B2B decision-maker influencers: 24 categories involved in purchase decisions

BarbaraInfluencer identification, Influencer marketing, influencer relations

Lots of people play a part in a typical B2B purchase decision and naturally, identifying them is an important activity for any influencer relations program. You need to know who they are, including their name, job and location. First, you have to figure out who they are. That’s no so easy.

The big temptation is to start by asking the primordial question, “Who’s influencing the decision-makers at my accounts?”, and then jumping right to the obvious answers.

Not so fast!

It pays to back up one step. Start by thinking about the different kinds of people likely to be involved in purchase decisions for your products and services. This exercise helps you form a more complete picture of the influencer landscape. It also helps you avoid falling into ruts. This step encourages you to think about new types of influencers that may have emerged in your market and types of influencers your company tends to overlook.

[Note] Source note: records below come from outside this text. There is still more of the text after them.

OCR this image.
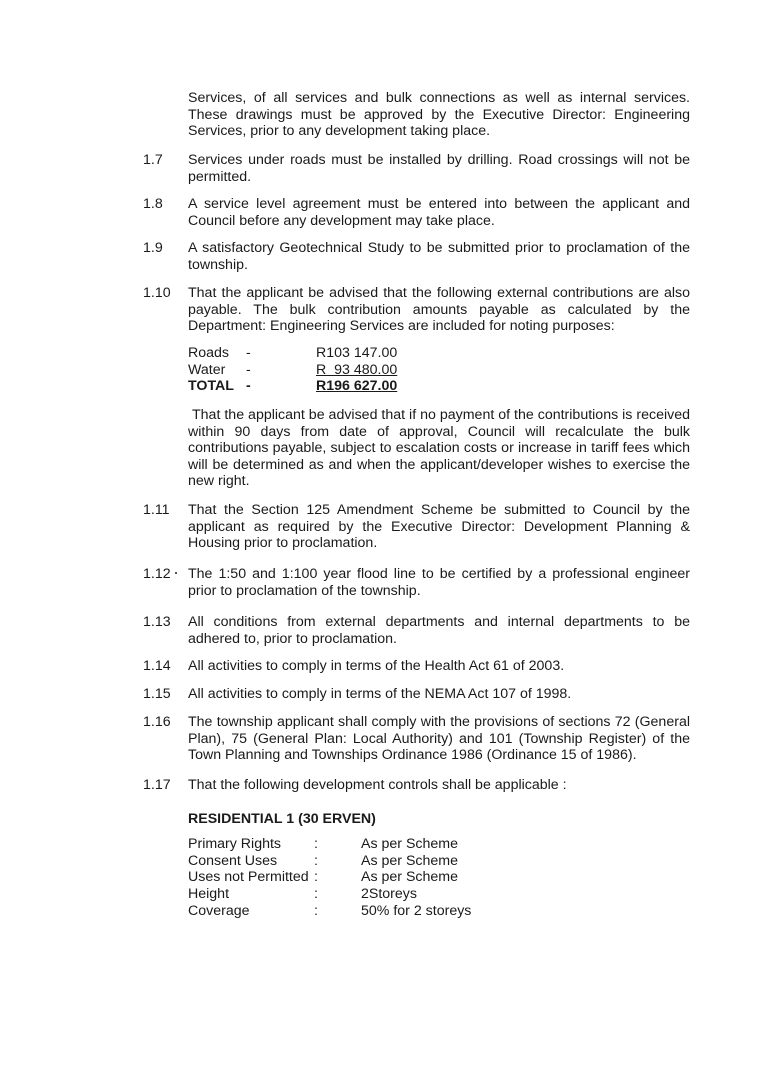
Services, of all services and bulk connections as well as internal services. These drawings must be approved by the Executive Director: Engineering Services, prior to any development taking place.
1.7 Services under roads must be installed by drilling. Road crossings will not be permitted.
1.8 A service level agreement must be entered into between the applicant and Council before any development may take place.
1.9 A satisfactory Geotechnical Study to be submitted prior to proclamation of the township.
1.10 That the applicant be advised that the following external contributions are also payable. The bulk contribution amounts payable as calculated by the Department: Engineering Services are included for noting purposes:
Roads -	R103 147.00
Water -	R  93 480.00
TOTAL -	R196 627.00
That the applicant be advised that if no payment of the contributions is received within 90 days from date of approval, Council will recalculate the bulk contributions payable, subject to escalation costs or increase in tariff fees which will be determined as and when the applicant/developer wishes to exercise the new right.
1.11 That the Section 125 Amendment Scheme be submitted to Council by the applicant as required by the Executive Director: Development Planning & Housing prior to proclamation.
1.12 The 1:50 and 1:100 year flood line to be certified by a professional engineer prior to proclamation of the township.
1.13 All conditions from external departments and internal departments to be adhered to, prior to proclamation.
1.14 All activities to comply in terms of the Health Act 61 of 2003.
1.15 All activities to comply in terms of the NEMA Act 107 of 1998.
1.16 The township applicant shall comply with the provisions of sections 72 (General Plan), 75 (General Plan: Local Authority) and 101 (Township Register) of the Town Planning and Townships Ordinance 1986 (Ordinance 15 of 1986).
1.17 That the following development controls shall be applicable :
RESIDENTIAL 1 (30 ERVEN)
Primary Rights :	As per Scheme
Consent Uses	:	As per Scheme
Uses not Permitted :	As per Scheme
Height	:	2Storeys
Coverage	:	50% for 2 storeys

In my case, I use the 24 categories of influencers from the Influencer Marketing book (page 55) with some additions for some clients. Generally, this basic list covers the ground and more:

Authors and management thinkers
Bloggers (and microbloggers)
Business and trade journalists
Buyers groups, purchasing lists and procurement authorities
Commentators and other individuals
Complementary partners
Conferences and events
Consumers and consumer groups
Customer firms
Financial analysts
Government agencies and regulators
Individual and niche consultants
Industry analysts
Industry bodies, forums and federations
Internal influencers
Management consultancies
Online forums
Peers (role-based, industry-based)
Specialty consultancies
Standards bodies
Systems Integrators
VARs, distributors and similar channel partners
Venture capitalists and investors

Get the most out of this exercise by concentrating on the types of influencers likely to have an effect on decision-makers during the actual decision process. Influence can be exerted directly — one-to-one, influencer to decision-makers — or indirectly. Indirect entails exerting influence through intermediaries.